Amerika Serikat (AS) dan Iran kembali melanjutkan pembicaraan tidak langsung yang ditujukan pada pembangkitan kembali kesepakatan nuklir 2015.

Kedua negara tersebut memulai kembali pembicaraan tersebut pada Selasa (25/05/2021) di Wina. Uni Eropa dan pihak lainnya menjadi perantara dialog tersebut yang diadakan sesekali sejak awal April.

Pelanjutan diskusi tersebut muncul sehari setelah Iran dan Badan Energi Atom Internasional (IAEA) sepakat untuk memperpanjang kesepakatan atas pemantauan lokasi nuklir Iran hingga 24 Juni. Kesepakatan tersebut awalnya akan berakhir pada bulan ini.

Seorang juru bicara Uni Eropa menyebutkan kepada wartawan bahwa blok tersebut menerima perpanjangan itu “karena itu tetap membuka ruang bagi proses diplomatik yang sedang berlangsung di Wina.”

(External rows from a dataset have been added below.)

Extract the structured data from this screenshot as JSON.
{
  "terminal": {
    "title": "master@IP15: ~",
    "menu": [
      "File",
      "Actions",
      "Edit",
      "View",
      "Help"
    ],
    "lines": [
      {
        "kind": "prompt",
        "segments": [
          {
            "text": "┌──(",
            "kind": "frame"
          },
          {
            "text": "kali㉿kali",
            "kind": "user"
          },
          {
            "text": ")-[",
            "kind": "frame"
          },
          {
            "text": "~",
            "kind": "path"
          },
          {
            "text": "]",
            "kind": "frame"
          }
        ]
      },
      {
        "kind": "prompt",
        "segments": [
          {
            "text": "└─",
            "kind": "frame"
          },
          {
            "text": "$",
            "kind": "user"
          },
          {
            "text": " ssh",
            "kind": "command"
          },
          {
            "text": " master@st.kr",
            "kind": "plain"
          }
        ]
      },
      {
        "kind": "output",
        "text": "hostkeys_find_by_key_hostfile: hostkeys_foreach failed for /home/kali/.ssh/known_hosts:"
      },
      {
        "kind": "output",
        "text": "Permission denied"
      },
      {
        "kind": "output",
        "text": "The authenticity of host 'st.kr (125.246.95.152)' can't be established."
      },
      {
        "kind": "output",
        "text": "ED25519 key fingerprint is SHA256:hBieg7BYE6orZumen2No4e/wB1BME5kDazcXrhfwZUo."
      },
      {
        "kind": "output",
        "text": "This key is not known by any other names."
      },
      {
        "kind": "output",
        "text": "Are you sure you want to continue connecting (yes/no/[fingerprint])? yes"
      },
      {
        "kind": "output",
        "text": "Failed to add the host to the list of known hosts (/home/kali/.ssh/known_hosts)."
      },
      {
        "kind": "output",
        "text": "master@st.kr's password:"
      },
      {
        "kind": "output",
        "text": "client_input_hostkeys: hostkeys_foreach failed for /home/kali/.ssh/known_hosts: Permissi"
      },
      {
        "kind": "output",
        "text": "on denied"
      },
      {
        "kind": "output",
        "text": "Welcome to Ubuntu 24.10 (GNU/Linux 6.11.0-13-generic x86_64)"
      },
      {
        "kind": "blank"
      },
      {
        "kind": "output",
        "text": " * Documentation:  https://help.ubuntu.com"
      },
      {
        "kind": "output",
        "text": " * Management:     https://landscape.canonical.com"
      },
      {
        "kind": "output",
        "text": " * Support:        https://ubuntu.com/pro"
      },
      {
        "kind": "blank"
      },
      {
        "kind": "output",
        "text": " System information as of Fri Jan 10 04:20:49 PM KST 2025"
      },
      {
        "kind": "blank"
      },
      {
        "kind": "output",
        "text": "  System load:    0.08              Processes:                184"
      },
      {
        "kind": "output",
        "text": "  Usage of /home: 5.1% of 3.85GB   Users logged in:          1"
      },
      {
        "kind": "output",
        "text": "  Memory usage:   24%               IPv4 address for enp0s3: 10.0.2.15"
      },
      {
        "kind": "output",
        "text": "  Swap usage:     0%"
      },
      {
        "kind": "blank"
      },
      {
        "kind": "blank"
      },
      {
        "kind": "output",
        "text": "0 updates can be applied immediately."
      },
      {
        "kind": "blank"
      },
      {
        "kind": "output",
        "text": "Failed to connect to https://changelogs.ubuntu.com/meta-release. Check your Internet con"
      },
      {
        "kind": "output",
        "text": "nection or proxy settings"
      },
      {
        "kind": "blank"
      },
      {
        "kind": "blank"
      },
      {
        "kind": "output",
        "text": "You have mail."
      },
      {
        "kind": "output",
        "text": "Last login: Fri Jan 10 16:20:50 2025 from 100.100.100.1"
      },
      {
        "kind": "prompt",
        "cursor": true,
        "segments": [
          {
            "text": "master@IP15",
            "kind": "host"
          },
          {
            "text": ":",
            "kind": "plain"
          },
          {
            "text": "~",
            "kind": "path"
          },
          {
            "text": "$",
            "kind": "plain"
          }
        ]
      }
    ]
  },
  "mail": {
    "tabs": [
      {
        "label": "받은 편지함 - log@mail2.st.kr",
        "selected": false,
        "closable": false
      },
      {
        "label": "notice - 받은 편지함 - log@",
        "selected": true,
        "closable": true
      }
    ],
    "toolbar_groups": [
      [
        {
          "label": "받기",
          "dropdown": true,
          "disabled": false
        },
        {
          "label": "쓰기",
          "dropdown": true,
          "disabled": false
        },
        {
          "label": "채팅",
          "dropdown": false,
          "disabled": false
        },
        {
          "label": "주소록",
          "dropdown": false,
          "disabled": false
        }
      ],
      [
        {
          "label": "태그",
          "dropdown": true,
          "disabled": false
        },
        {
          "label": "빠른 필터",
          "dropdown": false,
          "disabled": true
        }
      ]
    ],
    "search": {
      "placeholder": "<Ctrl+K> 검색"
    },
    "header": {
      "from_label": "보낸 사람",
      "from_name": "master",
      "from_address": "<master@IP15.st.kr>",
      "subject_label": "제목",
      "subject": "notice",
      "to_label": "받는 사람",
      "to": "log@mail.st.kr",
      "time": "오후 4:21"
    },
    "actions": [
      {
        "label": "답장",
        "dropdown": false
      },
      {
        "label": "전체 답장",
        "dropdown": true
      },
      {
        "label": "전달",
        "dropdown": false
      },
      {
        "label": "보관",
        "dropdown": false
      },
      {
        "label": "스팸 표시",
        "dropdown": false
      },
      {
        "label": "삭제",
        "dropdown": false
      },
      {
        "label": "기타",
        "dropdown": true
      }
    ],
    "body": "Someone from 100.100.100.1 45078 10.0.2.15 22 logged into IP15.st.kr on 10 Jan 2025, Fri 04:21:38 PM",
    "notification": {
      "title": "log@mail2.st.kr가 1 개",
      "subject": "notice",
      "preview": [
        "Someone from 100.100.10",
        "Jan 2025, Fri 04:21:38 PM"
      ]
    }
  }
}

Juru bicara tersebut mengatakan, “kami akan melipatgandakan upaya kami sehingga tujuan pembicaraan yang sedang berlangsung dapat tercapai.”

Pihak-pihak tersebut menargetkan untuk merampungkan pembicaraan itu segera setelah seorang konservatif garis keras anti-AS unggul dalam pemilihan presiden Iran yang akan diadakan pada 18 Juni.

Namun, Washington dan Teheran tetap berselisih atas pencabutan sanksi AS.